Tiro es una región pagana, los habitantes de Tiro son fenicios. Para el pensar de los judios la reputación de los mismos es de lo peor. Se los considera los menos considerado dentro de los paganos. Sin embargo hay promesas de salvavion para Tior. Ya en el Salmo 87 – 4 “Yo me acordaré de Rahab y de Babilonia entre los que me conocen;he aquí, Filistea y Tiro, con Etiopía” Vemos aquí una promesa de salvación para Tiro.

Jesús pasa para aquel lugar, el de los despreciados, pasa, quiere ser desapercibido pero no pued. Trata de guarddar silencio para que no haya confusión sobre su mesianismo. Pero, Jesús es luz y es inevitable que se vea, es imposible tapar la luz.

El silencio mesiánico que Jesús instala en la comunidad de los discípulos tiene una sola razón de ser: que ellos entienda bien que su mesianismo debe ser proclamado en kénosis, es decir, en la entrega de su vida en la cruz. Algo que queda claro, se confirma cuando el centurión dice al pie de la cruz “Verdaderamente este es el hijo de Dios”.

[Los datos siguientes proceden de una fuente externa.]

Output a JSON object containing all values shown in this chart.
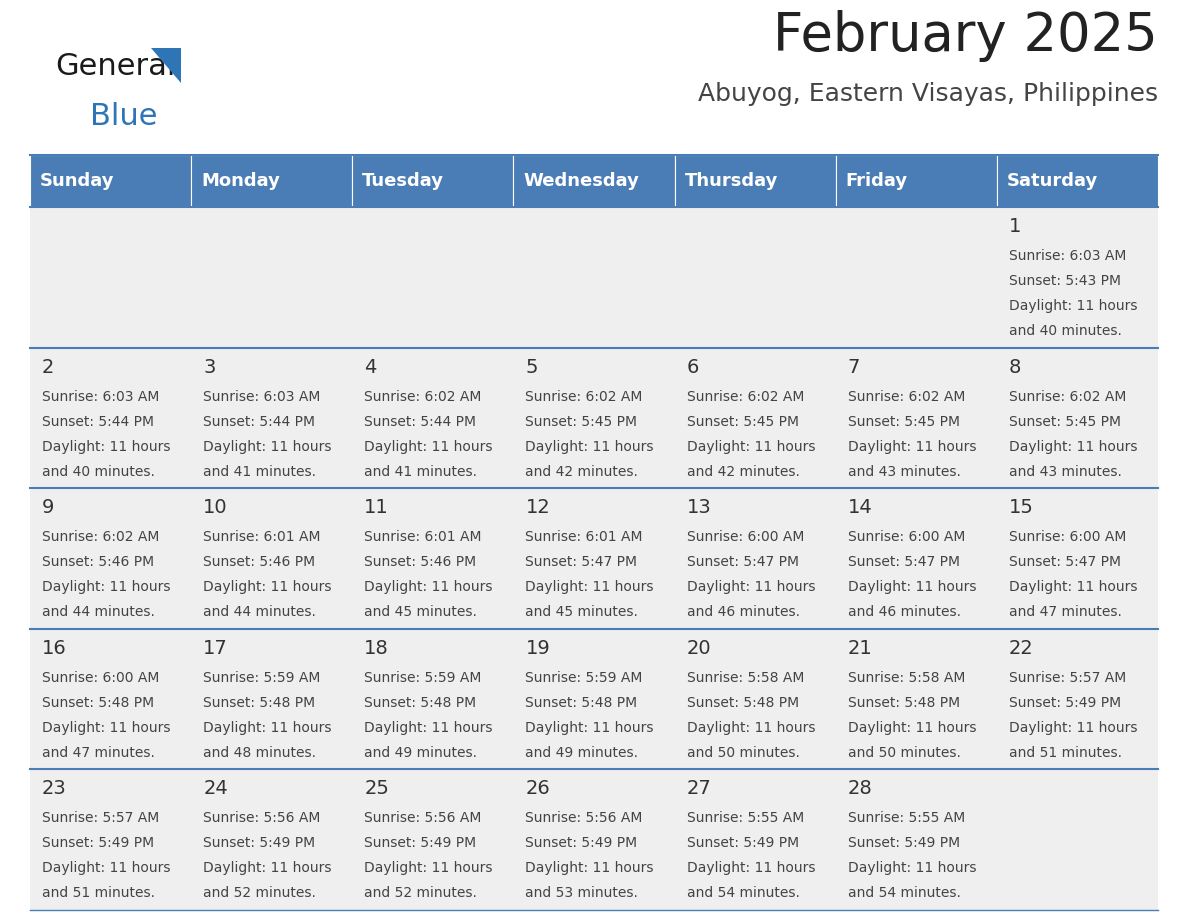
{
  "title": "February 2025",
  "subtitle": "Abuyog, Eastern Visayas, Philippines",
  "header_bg": "#4A7DB5",
  "header_text_color": "#FFFFFF",
  "cell_bg_light": "#EFEFEF",
  "cell_bg_white": "#FFFFFF",
  "border_color": "#4A7DB5",
  "days_of_week": [
    "Sunday",
    "Monday",
    "Tuesday",
    "Wednesday",
    "Thursday",
    "Friday",
    "Saturday"
  ],
  "title_color": "#222222",
  "subtitle_color": "#444444",
  "day_num_color": "#333333",
  "cell_text_color": "#444444",
  "logo_general_color": "#1a1a1a",
  "logo_blue_color": "#2E75B6",
  "calendar_data": [
    [
      null,
      null,
      null,
      null,
      null,
      null,
      {
        "day": 1,
        "sunrise": "6:03 AM",
        "sunset": "5:43 PM",
        "daylight_h": "11 hours",
        "daylight_m": "and 40 minutes."
      }
    ],
    [
      {
        "day": 2,
        "sunrise": "6:03 AM",
        "sunset": "5:44 PM",
        "daylight_h": "11 hours",
        "daylight_m": "and 40 minutes."
      },
      {
        "day": 3,
        "sunrise": "6:03 AM",
        "sunset": "5:44 PM",
        "daylight_h": "11 hours",
        "daylight_m": "and 41 minutes."
      },
      {
        "day": 4,
        "sunrise": "6:02 AM",
        "sunset": "5:44 PM",
        "daylight_h": "11 hours",
        "daylight_m": "and 41 minutes."
      },
      {
        "day": 5,
        "sunrise": "6:02 AM",
        "sunset": "5:45 PM",
        "daylight_h": "11 hours",
        "daylight_m": "and 42 minutes."
      },
      {
        "day": 6,
        "sunrise": "6:02 AM",
        "sunset": "5:45 PM",
        "daylight_h": "11 hours",
        "daylight_m": "and 42 minutes."
      },
      {
        "day": 7,
        "sunrise": "6:02 AM",
        "sunset": "5:45 PM",
        "daylight_h": "11 hours",
        "daylight_m": "and 43 minutes."
      },
      {
        "day": 8,
        "sunrise": "6:02 AM",
        "sunset": "5:45 PM",
        "daylight_h": "11 hours",
        "daylight_m": "and 43 minutes."
      }
    ],
    [
      {
        "day": 9,
        "sunrise": "6:02 AM",
        "sunset": "5:46 PM",
        "daylight_h": "11 hours",
        "daylight_m": "and 44 minutes."
      },
      {
        "day": 10,
        "sunrise": "6:01 AM",
        "sunset": "5:46 PM",
        "daylight_h": "11 hours",
        "daylight_m": "and 44 minutes."
      },
      {
        "day": 11,
        "sunrise": "6:01 AM",
        "sunset": "5:46 PM",
        "daylight_h": "11 hours",
        "daylight_m": "and 45 minutes."
      },
      {
        "day": 12,
        "sunrise": "6:01 AM",
        "sunset": "5:47 PM",
        "daylight_h": "11 hours",
        "daylight_m": "and 45 minutes."
      },
      {
        "day": 13,
        "sunrise": "6:00 AM",
        "sunset": "5:47 PM",
        "daylight_h": "11 hours",
        "daylight_m": "and 46 minutes."
      },
      {
        "day": 14,
        "sunrise": "6:00 AM",
        "sunset": "5:47 PM",
        "daylight_h": "11 hours",
        "daylight_m": "and 46 minutes."
      },
      {
        "day": 15,
        "sunrise": "6:00 AM",
        "sunset": "5:47 PM",
        "daylight_h": "11 hours",
        "daylight_m": "and 47 minutes."
      }
    ],
    [
      {
        "day": 16,
        "sunrise": "6:00 AM",
        "sunset": "5:48 PM",
        "daylight_h": "11 hours",
        "daylight_m": "and 47 minutes."
      },
      {
        "day": 17,
        "sunrise": "5:59 AM",
        "sunset": "5:48 PM",
        "daylight_h": "11 hours",
        "daylight_m": "and 48 minutes."
      },
      {
        "day": 18,
        "sunrise": "5:59 AM",
        "sunset": "5:48 PM",
        "daylight_h": "11 hours",
        "daylight_m": "and 49 minutes."
      },
      {
        "day": 19,
        "sunrise": "5:59 AM",
        "sunset": "5:48 PM",
        "daylight_h": "11 hours",
        "daylight_m": "and 49 minutes."
      },
      {
        "day": 20,
        "sunrise": "5:58 AM",
        "sunset": "5:48 PM",
        "daylight_h": "11 hours",
        "daylight_m": "and 50 minutes."
      },
      {
        "day": 21,
        "sunrise": "5:58 AM",
        "sunset": "5:48 PM",
        "daylight_h": "11 hours",
        "daylight_m": "and 50 minutes."
      },
      {
        "day": 22,
        "sunrise": "5:57 AM",
        "sunset": "5:49 PM",
        "daylight_h": "11 hours",
        "daylight_m": "and 51 minutes."
      }
    ],
    [
      {
        "day": 23,
        "sunrise": "5:57 AM",
        "sunset": "5:49 PM",
        "daylight_h": "11 hours",
        "daylight_m": "and 51 minutes."
      },
      {
        "day": 24,
        "sunrise": "5:56 AM",
        "sunset": "5:49 PM",
        "daylight_h": "11 hours",
        "daylight_m": "and 52 minutes."
      },
      {
        "day": 25,
        "sunrise": "5:56 AM",
        "sunset": "5:49 PM",
        "daylight_h": "11 hours",
        "daylight_m": "and 52 minutes."
      },
      {
        "day": 26,
        "sunrise": "5:56 AM",
        "sunset": "5:49 PM",
        "daylight_h": "11 hours",
        "daylight_m": "and 53 minutes."
      },
      {
        "day": 27,
        "sunrise": "5:55 AM",
        "sunset": "5:49 PM",
        "daylight_h": "11 hours",
        "daylight_m": "and 54 minutes."
      },
      {
        "day": 28,
        "sunrise": "5:55 AM",
        "sunset": "5:49 PM",
        "daylight_h": "11 hours",
        "daylight_m": "and 54 minutes."
      },
      null
    ]
  ]
}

Todo el evangelio está proclamado para que encontremos en Cristo Jesús al hijo de Dios, pero no de cualquier manera sino a un mesías que se entrega en kénosis, no triunfal. La fuerza del poder de Dios está en la cruz.

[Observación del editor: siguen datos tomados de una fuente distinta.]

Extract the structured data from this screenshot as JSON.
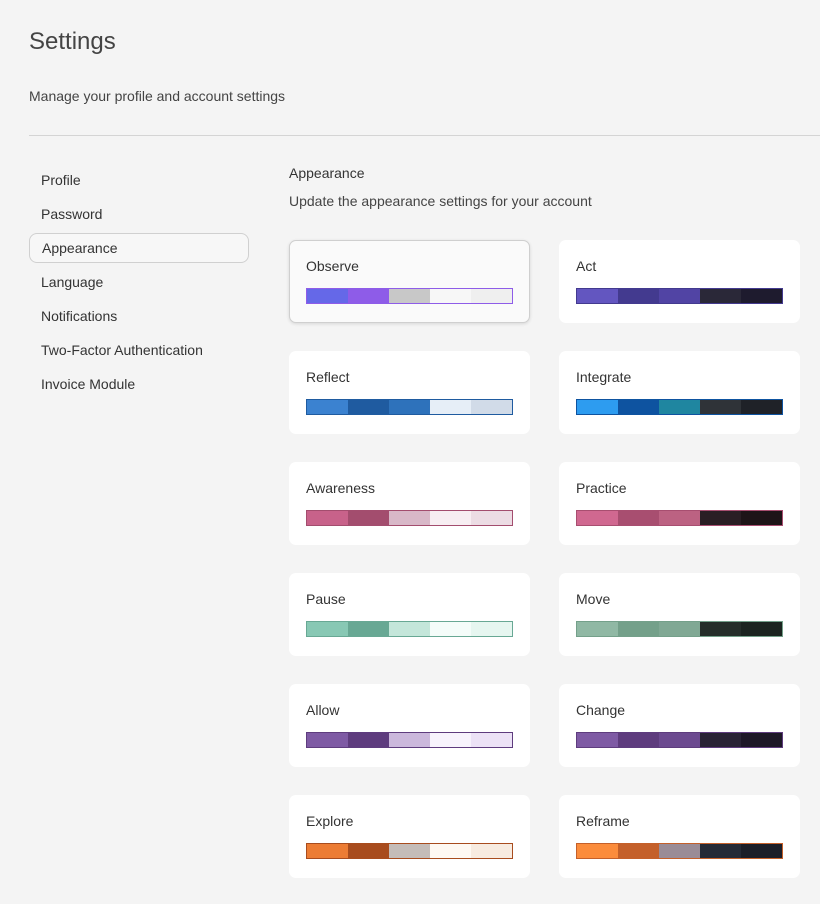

Aparecen en escena la mujer del lugar que está preocupada porque su hija está atormentada por el demonio, al igual que la hemorroisa, ella se pone de rodillas delante del Señor y le pide que libre a su hija. Ahí nos quedamos también nosotros, a los pies del Señor pidiéndole que haga lo que necesitamos. Le pedimos que nos lleve más allá, y le pedimos que vayamos de la mano de él que viene hasta aquí, donde nos encontramos, alejados de él. Teniendo la conciencia de que él supera las barreras que nosotros mismos le ponemos. Él se instala y nos muestra como obra con poder. A partir de ahí sentiremos que podemos ir más allá de nuestros pecados, de nuestras desesperanzas pero primero dejemos que él venga.